Добавить в цитаты Настройки чтения

Страница 44 из 59

Утром, дождавшись мотоциклиста с результатами выборов с дальнего избирательного участка, мы отправились на самолет. «Как дела на выборах?» — спросил я нашего хозяина, когда мы стояли в тени крыльев самолетика. Над нами монгольский пилот выглядывал из окна кабины, будто трудолюбивый садовник из теплицы. «Меня выбрали, — ответил он. — В нашем сомоне партия получила 85 % голосов».

Глава 12. Мудрец

Задолго до Карпини и Рубрука долгое и тяжелое путешествие через Монголию проделал еще один священник. Правда, он шел в обратном направлении, с востока.

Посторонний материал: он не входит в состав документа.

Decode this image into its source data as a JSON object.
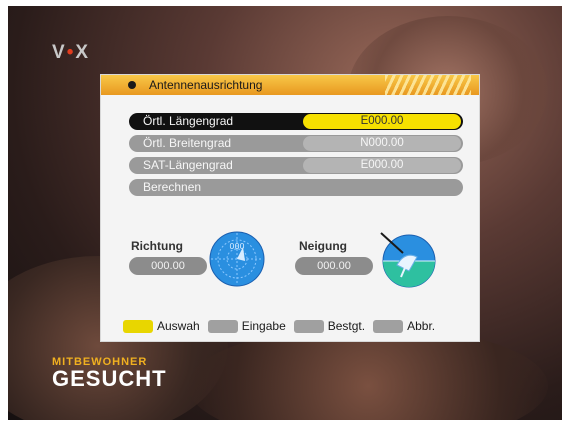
{
  "channel_logo": {
    "text_left": "V",
    "text_mid": "•",
    "text_right": "X"
  },
  "show_banner": {
    "line1": "MITBEWOHNER",
    "line2": "GESUCHT"
  },
  "menu": {
    "title": "Antennenausrichtung",
    "items": [
      {
        "label": "Örtl. Längengrad",
        "value": "E000.00",
        "selected": true
      },
      {
        "label": "Örtl. Breitengrad",
        "value": "N000.00",
        "selected": false
      },
      {
        "label": "SAT-Längengrad",
        "value": "E000.00",
        "selected": false
      },
      {
        "label": "Berechnen",
        "value": "",
        "selected": false
      }
    ],
    "direction": {
      "label": "Richtung",
      "value": "000.00",
      "compass_text": "000"
    },
    "tilt": {
      "label": "Neigung",
      "value": "000.00"
    },
    "footer": [
      {
        "key": "yellow-key",
        "label": "Auswah"
      },
      {
        "key": "ok-key",
        "label": "Eingabe"
      },
      {
        "key": "green-key",
        "label": "Bestgt."
      },
      {
        "key": "menu-key",
        "label": "Abbr."
      }
    ]
  },
  "colors": {
    "header": "#f0b030",
    "selected_value": "#f6e000",
    "row_bg": "#9a9a9a",
    "compass": "#2a8fe0"
  }
}
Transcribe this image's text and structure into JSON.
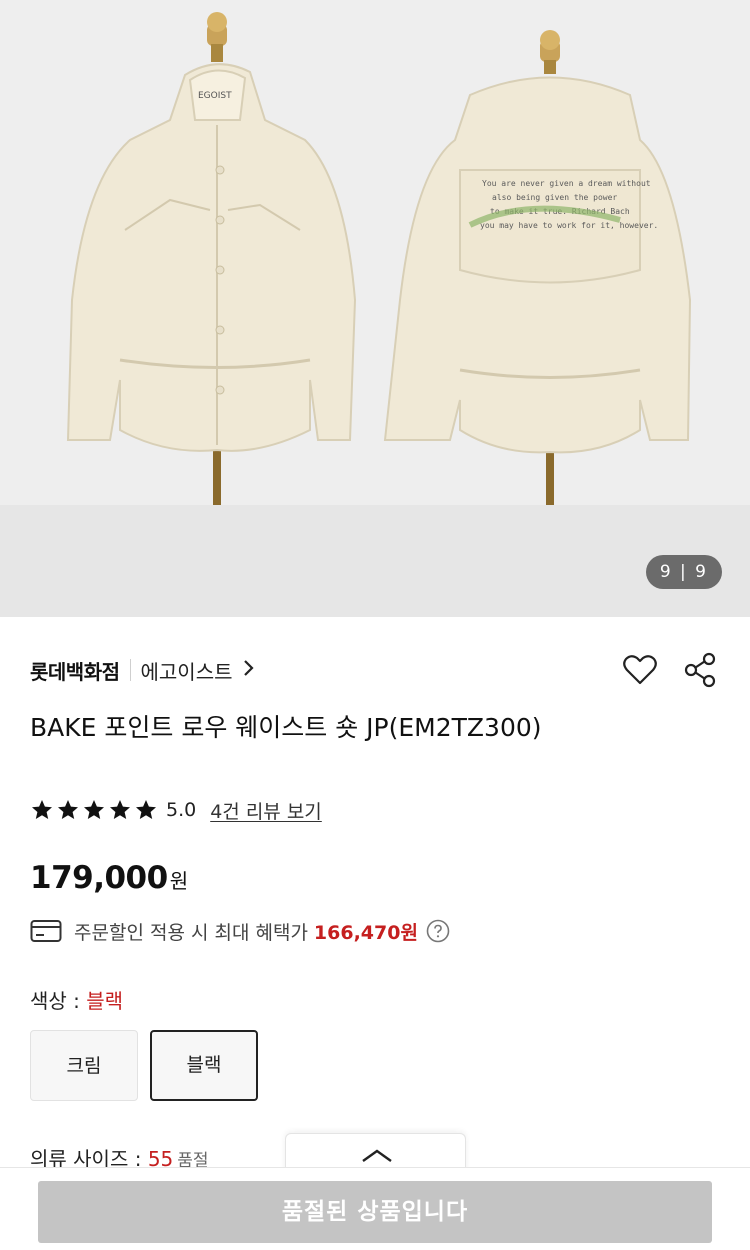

Чан Чунь, даосский учитель школы Золотого лотоса, был живым воплощением известного стереотипа — почтенного восточного мудреца. Слава о его мудрости разлетелась так далеко, что в 1219 году Чингисхан прислал ему приглашение посетить Монголию. Хан писал, что наслышан о его познаниях и святости и хотел бы получить у прославленного мастера совет по необычному, но очень важному вопросу. Для сопровождения даосского ученого через пустыню Гоби он выделил своего «адъютанта», отряд из двадцати человек и золотую пайцзу с наказом обращаться с даосским учителем как с самим императором. Чан Чуню был уже 71 год, он вел уединенную жизнь горного отшельника в провинции Шаньдун. Он так давно считался мудрецом, что даосский монах Сунь Си, написавший историю его жизни, был очень удивлен, когда узнал, что тот еще жив. Как писал Сунь Си в предисловии к своей работе, он считал, что Чан Чунь давно отправился на небеса и, преобразившись, обитает среди облаков в высших сферах вселенной. Когда же поклонник самолично увидел мастера, он поразился еще больше. Он писал, что «когда Чун Чань сидел, он был недвижим, как мертвый, а когда стоял, то был подобен дереву. Его движения походили на гром, а ходил он, как ветер. Не было на свете книги, которой бы он не прочитал».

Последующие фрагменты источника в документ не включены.